躑躅(つつじ)市と椿(つばき)市の肉じゃが格闘技
 どちらが新世代への本家となり得るか?
 両市の間に本家争いが勃発し、はや1世紀半が経過した。
 そして本日、その決着をつける日がやってきた。

躑躅市の主張
 1901年、東郷平八郎は海軍の鎮守府(ちんじゅふ)長官として躑躅市に赴任した。その時、脚気(かっけ)にかかった水兵が多かった。英国留学帰りの東郷は栄養価が高いビーフシチューを思い出し、コック長に命じた。「ビーフシチューを作れ」と。
 しかし、コック長はどのようなものかわからない。とにかく肉とジャガイモを醤油と砂糖でぐつぐつと煮込んだ。これが日本最初の肉じゃがであり、躑躅市が本家であります。

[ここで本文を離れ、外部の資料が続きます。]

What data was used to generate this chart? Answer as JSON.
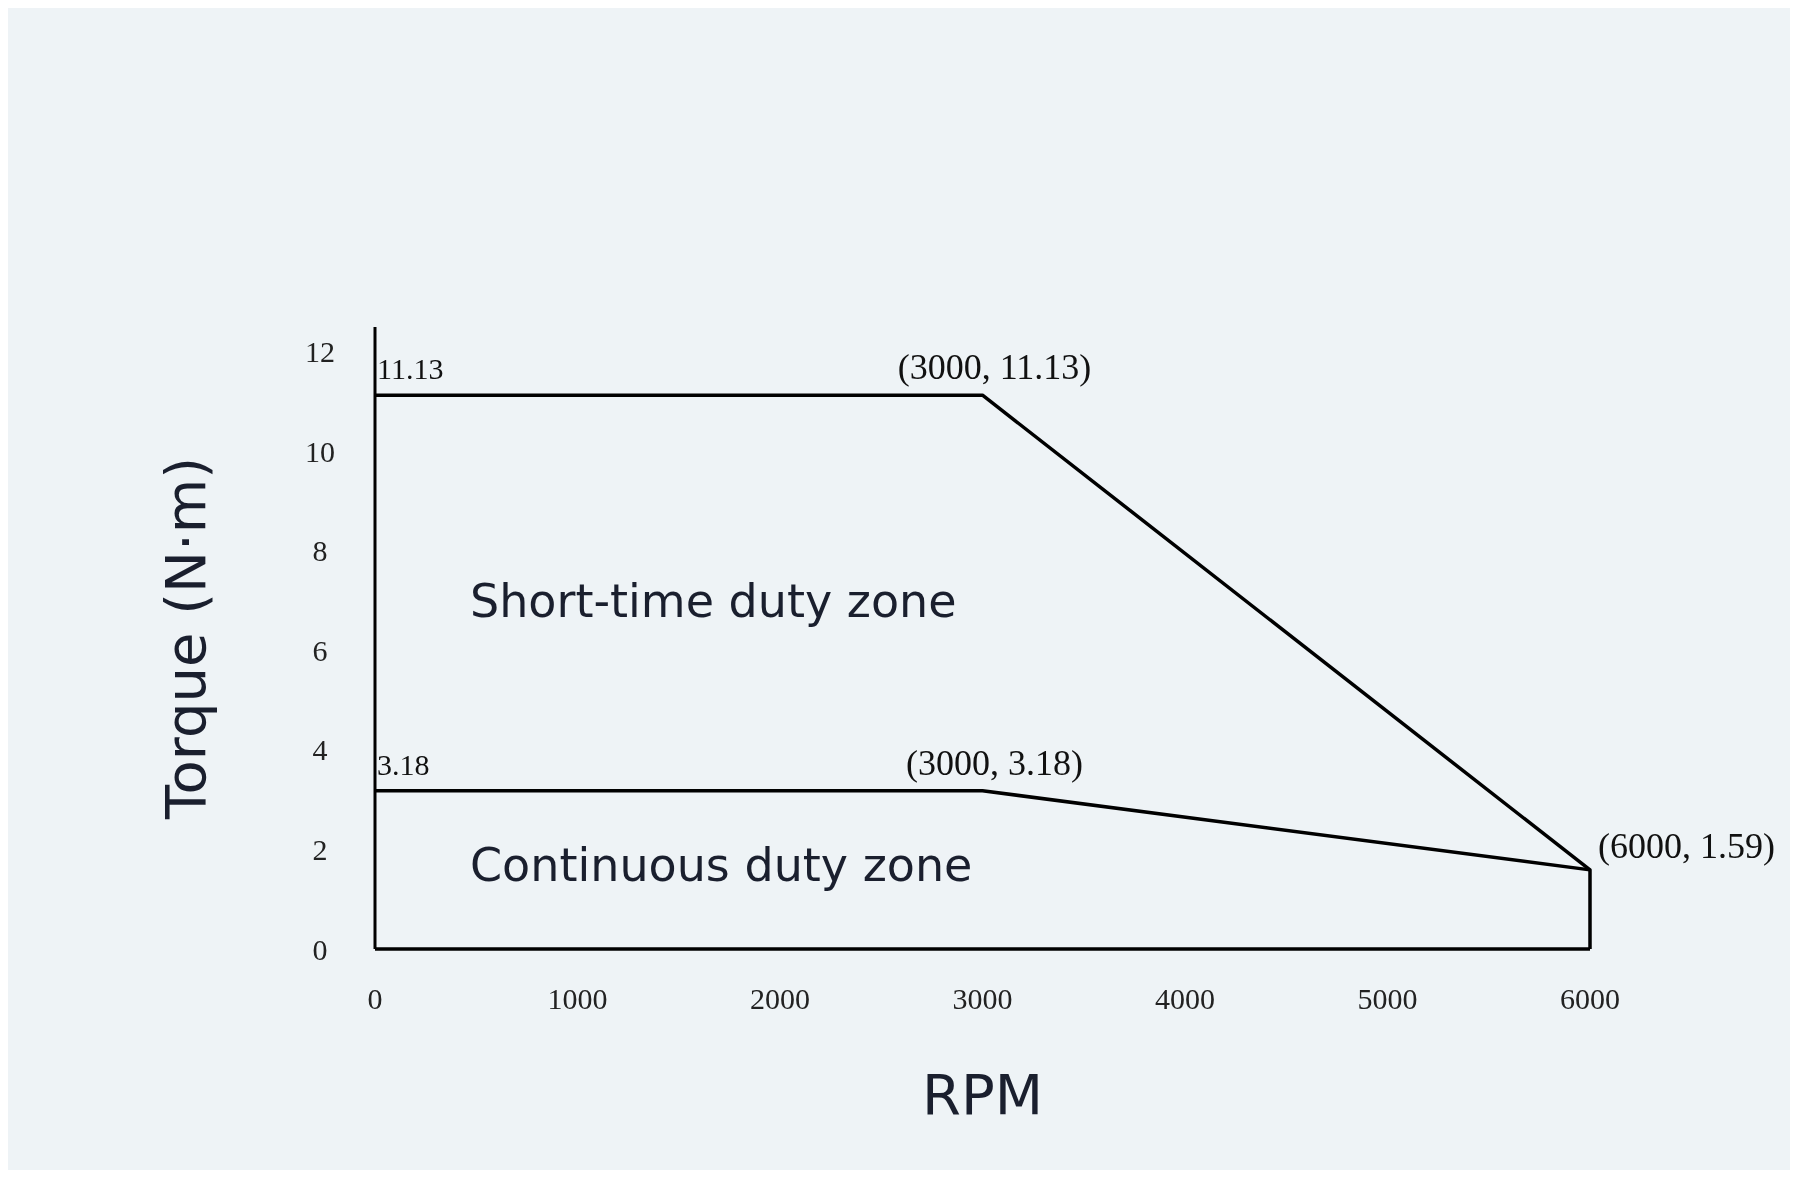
{
  "chart_data": {
    "type": "line",
    "xlabel": "RPM",
    "ylabel": "Torque (N·m)",
    "xlim": [
      0,
      6000
    ],
    "xticks": [
      0,
      1000,
      2000,
      3000,
      4000,
      5000,
      6000
    ],
    "ylim": [
      0,
      12.5
    ],
    "yticks": [
      0,
      2,
      4,
      6,
      8,
      10,
      12
    ],
    "series": [
      {
        "color": "#000000",
        "x": [
          0,
          3000,
          6000,
          6000
        ],
        "values": [
          11.13,
          11.13,
          1.59,
          0
        ]
      },
      {
        "color": "#000000",
        "x": [
          0,
          3000,
          6000
        ],
        "values": [
          3.18,
          3.18,
          1.59
        ]
      }
    ],
    "annotations": [
      {
        "text": "11.13",
        "x": 0,
        "y": 11.13
      },
      {
        "text": "(3000, 11.13)",
        "x": 3000,
        "y": 11.13
      },
      {
        "text": "3.18",
        "x": 0,
        "y": 3.18
      },
      {
        "text": "(3000, 3.18)",
        "x": 3000,
        "y": 3.18
      },
      {
        "text": "(6000, 1.59)",
        "x": 6000,
        "y": 1.59
      },
      "Short-time duty zone",
      "Continuous duty zone"
    ],
    "grid": false,
    "marker": "none",
    "line_style": "solid"
  }
}
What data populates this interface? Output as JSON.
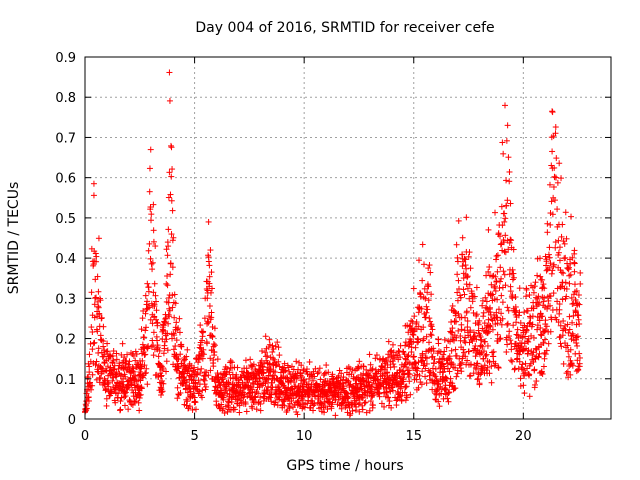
{
  "chart_data": {
    "type": "scatter",
    "title": "Day 004 of 2016, SRMTID for receiver cefe",
    "xlabel": "GPS time / hours",
    "ylabel": "SRMTID / TECUs",
    "xlim": [
      0,
      24
    ],
    "ylim": [
      0,
      0.9
    ],
    "xticks": [
      0,
      5,
      10,
      15,
      20
    ],
    "yticks": [
      0,
      0.1,
      0.2,
      0.3,
      0.4,
      0.5,
      0.6,
      0.7,
      0.8,
      0.9
    ],
    "ytick_labels": [
      "0",
      "0.1",
      "0.2",
      "0.3",
      "0.4",
      "0.5",
      "0.6",
      "0.7",
      "0.8",
      "0.9"
    ],
    "grid": true,
    "marker": "+",
    "color": "#ff0000",
    "series": [
      {
        "name": "SRMTID",
        "envelope": {
          "x": [
            0.0,
            0.2,
            0.4,
            0.6,
            0.8,
            1.0,
            1.5,
            2.0,
            2.5,
            2.9,
            3.0,
            3.2,
            3.5,
            3.8,
            3.9,
            4.0,
            4.2,
            4.5,
            5.0,
            5.5,
            5.6,
            6.0,
            7.0,
            8.0,
            8.5,
            9.0,
            10.0,
            11.0,
            12.0,
            13.0,
            13.5,
            14.0,
            14.5,
            15.0,
            15.3,
            15.6,
            16.0,
            16.5,
            17.0,
            17.3,
            17.6,
            18.0,
            18.3,
            18.6,
            19.0,
            19.2,
            19.4,
            19.7,
            20.0,
            20.5,
            21.0,
            21.2,
            21.4,
            21.6,
            21.8,
            22.0,
            22.3,
            22.6
          ],
          "y": [
            0.0,
            0.15,
            0.38,
            0.3,
            0.2,
            0.13,
            0.12,
            0.12,
            0.11,
            0.3,
            0.52,
            0.3,
            0.15,
            0.4,
            0.79,
            0.45,
            0.18,
            0.12,
            0.1,
            0.2,
            0.38,
            0.1,
            0.09,
            0.1,
            0.16,
            0.09,
            0.09,
            0.09,
            0.08,
            0.11,
            0.11,
            0.14,
            0.13,
            0.22,
            0.26,
            0.3,
            0.12,
            0.15,
            0.3,
            0.36,
            0.28,
            0.2,
            0.3,
            0.3,
            0.43,
            0.5,
            0.4,
            0.24,
            0.2,
            0.24,
            0.3,
            0.55,
            0.75,
            0.45,
            0.4,
            0.33,
            0.36,
            0.24
          ]
        }
      }
    ]
  }
}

 躑躅市はこう主張してきたが、椿市がこれに待ったをかけた。

椿市の主張
 東郷平八郎はその10年前に鎮守府参謀長として椿市に赴任していた。その時すでに官舎で肉じゃがを振る舞っていた。だから紛れもなく椿市が本家だ、と。

 どちらが本家か、両市とも譲らず、なんと150年間も泥沼の肉じゃが戦争が続いてきた。しかし、これに辟易としていた人たちは決意した。ここは「肉じゃが格闘技」で勝敗を決しようと。

「おっおー、これって結構面白そうじゃん」
 洋介には野次馬的な興味が……。しかし、主催者はぴしゃりと付け加えていた。
 今回の肉じゃが格闘技、単に発祥地を決めるだけでない。
『伝統と未来ある肉じゃが』、それにふさわしい本家を決めることにあると。